If there are ironies to be found in this story—and I don’t turn to this concept lightly as I don’t think it should be wasted on mere coincidence—they were that, as left-wing as Phyllis was, my money-making and close pal, Edgar Fleming (I considered myself the midwife of his literary offspring), was about as right-wing as one could get without falling off into the void. Whenever Fleming came to our house for dinner, I would make Phyllis swear that she wouldn’t approach any subject that might lead to a food fight. More than once I had told Fleming about Phyllis’ politics, making her sound a little maniacal. “Please,” I said to him, “if you want to have a good time, stay away from anything that smells remotely like politics. You know Phyllis.”
Fleming was more than willing; he didn’t like to be harangued while eating his roast lamb and lyonnaise potatoes. Who would?
Edgar Fleming and I were still firm friends. For a man whose politics and attitudes contrasted sh
arply with my own, he still charmed me with his lack of pretension, his sense of the ridiculous, and his openness to other people. Also his amazing literary output. This was not inconsequential. We often met over lunch. If I was pressed for time we met at a restaurant near my office; if not, we went to the Orange Club. I shared Phyllis’ view that this restrictive policy was stupid, especially considering that every last one of us had come this close to being wiped out entirely, and that the fine distinction between Russian and German Jews was invisible to everyone who wasn’t Jewish. But I liked the Orange Club, as much for its muted atmosphere, purchased with a lot of money, as for its excellent menu and first-rate staff. You don’t get that kind of quiet in a bus terminal. At the Orange Club, there was no check-grabbing between me and Fleming. The meal was automatically charged to me, and I then automatically put in for it on my generous expense account. This is the way it was done. Editor plies author with food and drink in a gesture of continued friendship and an ongoing business relationship. Fleming seemed to enjoy this unusual place near the peak of New York society’s mountain but destined never to reach the pinnacle—at least not until both of us were long gone and Jews were accepted like other white men, and maybe not even then. But who knew, sometime in the future New York might even elect a Jewish mayor.
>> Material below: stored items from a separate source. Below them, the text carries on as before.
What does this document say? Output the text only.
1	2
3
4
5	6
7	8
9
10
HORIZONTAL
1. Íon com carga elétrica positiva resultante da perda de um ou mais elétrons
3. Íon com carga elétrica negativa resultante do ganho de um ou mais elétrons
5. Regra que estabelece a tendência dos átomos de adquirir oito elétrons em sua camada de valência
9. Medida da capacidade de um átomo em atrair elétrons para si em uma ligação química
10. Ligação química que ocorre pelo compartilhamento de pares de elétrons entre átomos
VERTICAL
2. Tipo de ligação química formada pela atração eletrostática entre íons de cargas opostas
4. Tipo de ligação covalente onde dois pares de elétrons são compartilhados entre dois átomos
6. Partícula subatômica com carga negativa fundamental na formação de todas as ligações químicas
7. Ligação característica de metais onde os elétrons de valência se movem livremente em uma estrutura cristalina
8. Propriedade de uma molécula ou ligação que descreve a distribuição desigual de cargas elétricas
Fleming reached for a warm, chubby little roll, sprinkled with salt. He was still single and seemed in no hurry to alter his life. His attitude was, “Why buy a cow when milk is so cheap?” Fleming drank more than his share of milk. He had not quite symmetrical features and penetrating eyes that seemed to drive a wedge between girls and their scruples.
Fleming was what some called a “cocksman,” a term I didn’t especially like but which he didn’t seem to mind. During the war, when we worked in the same outfit, some of Fleming’s girls hung around outside the front doors while others sent him presents—tie clips, handkerchiefs, Gene Krupa records, net bags full of pecans. I never saw him wear a tie clip.